In central London, with an increasing fraction of the sky blocked out by the Dome, telescopes were of little use, unless you wanted to spy on the gangs of workers who crawled over the inside of the Dome’s roof day and night. But what Bisesa wanted to look at was the sun.

When Bisesa told it what she wanted to see, the telescope’s nanny software immediately started bleating warnings about safe usage. Bisesa already knew all about the dangers. You couldn’t look directly at the sun through a telescope, unless you wanted your eye burned out, but you could project an image. So Bisesa brought up a folding chair and set up a broad sheet of white cartridge paper behind the telescope’s eyepiece. The final positioning of the paper in the telescope’s shadow, and the focusing of the instrument, was a little tricky. But at last, in the middle of the telescope’s complicated shadow, a disk of milky white appeared.
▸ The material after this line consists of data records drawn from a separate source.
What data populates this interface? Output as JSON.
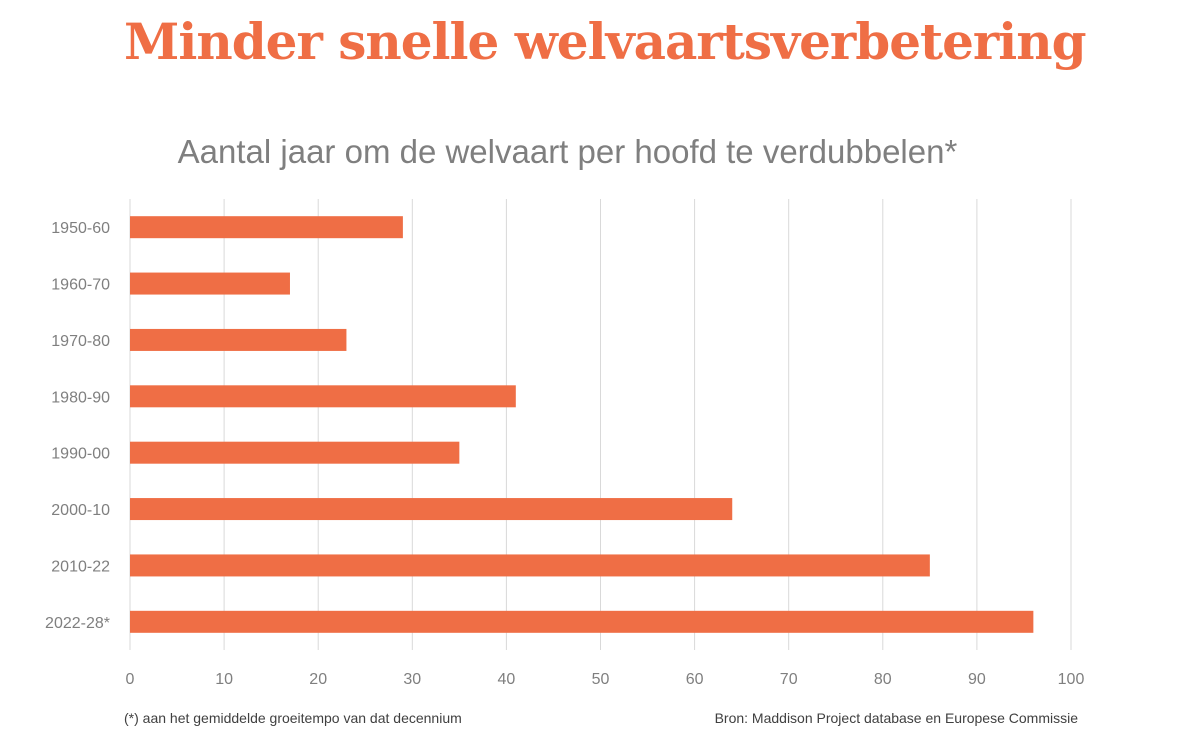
{
  "headline": "Minder snelle welvaartsverbetering",
  "footnote": "(*) aan het gemiddelde groeitempo van dat decennium",
  "source": "Bron: Maddison Project database en Europese Commissie",
  "colors": {
    "bar": "#ef6e45",
    "grid": "#d9d9d9",
    "text": "#7f7f7f",
    "headline": "#ef6e45"
  },
  "chart_data": {
    "type": "bar",
    "orientation": "horizontal",
    "title": "Aantal jaar om de welvaart per hoofd te verdubbelen*",
    "categories": [
      "1950-60",
      "1960-70",
      "1970-80",
      "1980-90",
      "1990-00",
      "2000-10",
      "2010-22",
      "2022-28*"
    ],
    "values": [
      29,
      17,
      23,
      41,
      35,
      64,
      85,
      96
    ],
    "xlim": [
      0,
      100
    ],
    "xticks": [
      0,
      10,
      20,
      30,
      40,
      50,
      60,
      70,
      80,
      90,
      100
    ],
    "xlabel": "",
    "ylabel": "",
    "grid": true,
    "legend": "none"
  }
}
Bisesa was surprised by the clarity of the image, and its size, maybe a third of a meter across. Toward the rim of the disk the brightness faded a little, so she had a clear sense that she was looking at a sphere, a three-dimensional object. Sunspot groups were speckled around the sun’s midlatitudes, easily visible, looking like motes of dust in a shining bowl. It was galling to think that each of those dwarfed dust-speck anomalies was larger than the whole Earth, and, glowing at temperatures of thousands of degrees, they showed as shadows only because they were cooler than the rest of the sun’s surface.

But it was not sunspots that Bisesa had bought her telescope to see.

A line crossed the face of the sun, a stripe of watery gray that traversed from northeast to southwest. It was, of course, the shield. Hanging up there at its station at L1, it was still turned almost edge-on to the sun. But already it cast a shadow on the Earth.